The Swiss Federals have come out against the right wing SVP sponsored referendum to ban minarets in the country. There are roughly 350,000 Muslims in a population of over seven and a half million. Most of these come from Turkey and former Yugoslavia.

Of the ninety mosques in Switzerland only two have minarets with a third planning to build one. None are used for the five times a day call to prayers.

The Swiss foreign minister threw an immediate hissy fit declaring that the referendum, if passed, would lead to a security risk by provoking Muslim anger. See this the following site: http://www.timesonline.co.uk/tol/news/world/europe/article4304838.ece.

The spokesman for the curiously named Swiss Association of Muslims for Secularism called the proposed referendum an attack on Islam and a violation of the Swiss Constitution. Well! I'll be, exclaims the Geek.

The minaret is not a requirement in Islam. There are plenty of mosques without this adornment. Eighty-seven in Switzerland alone. The first minarets didn't appear until nearly a hundred years after the death of Mohammad.

They came about because in the days before electronic amplification there was a need for height if the call to prayer was to be heard throughout the village. No problem with that. Form follows function as in so many architectural innovations.

Later as the Muslim overlordship was extended and the concept of dhimmi status was put into practice, the minaret changed its function. Rather, to err on the side of accuracy, it added an additional function--the physical demonstration to Christians and Jews of Muslim supremacy.

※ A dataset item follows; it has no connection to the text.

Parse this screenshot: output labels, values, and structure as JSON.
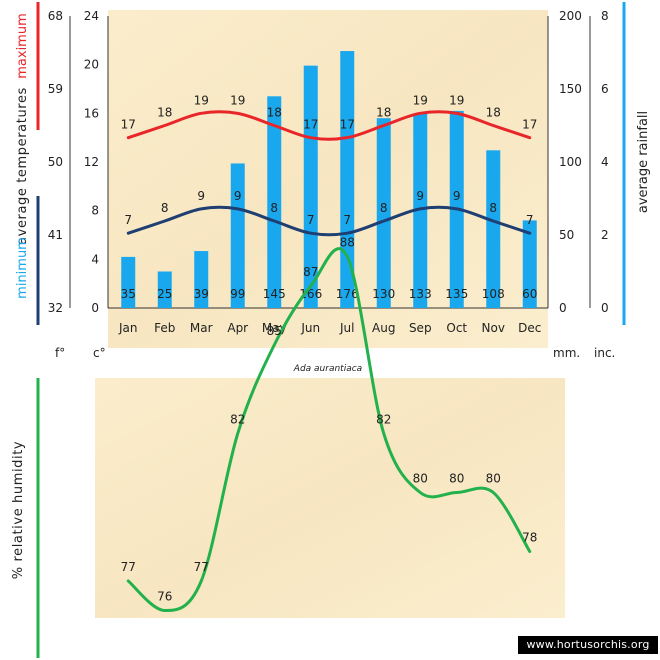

The SVP was historically accurate when it described the minaret as being a symbol of political status and authority. That's what it started as. And that is what it still is, particularly in multi-religious societies such as Switzerland.

The minaret controversy is not limited to Switzerland. In Germany both right wing parties and the Catholic church are exercised over the proposal to build a set of 160 foot tall minarets at the new Cologne mosque. The minarets would be taller by some feet than the spires of the famed Koln Dom.

Sweden, France, Italy, Austria and Slovania have also seen citizen protests against the building of minarets. The political elites in each of these countries have done the same as the Swiss government--run for the hills of multi-cultural celebration and hidden in the tall timbers of don't-provoke-the-Muslims-they-have-bombs.

It is in the nature of political elites to distrust the hoi polloi of their countries. (Think of the recent Irish rejection of the new EU constitution.) It is in the nature of today's political elites whether in Europe or the US to embrace the totems of globalism and the fetishes of multi-culuralism. It is also in their nature to deprecate as being in the great unwashed and unenlightened those citizens who do not slavishly agree.

Minarets are fine in the Mideast. Fine in Turkey. The Geek has seen them in their natural habitat as being one with the rest of the physical society. Likewise he has seen the onion domes of Russia and Eastern Europe. They look fit and proper there.

But, a towering phallic symbol in a Swiss village? Give me a break! Sez the Geek.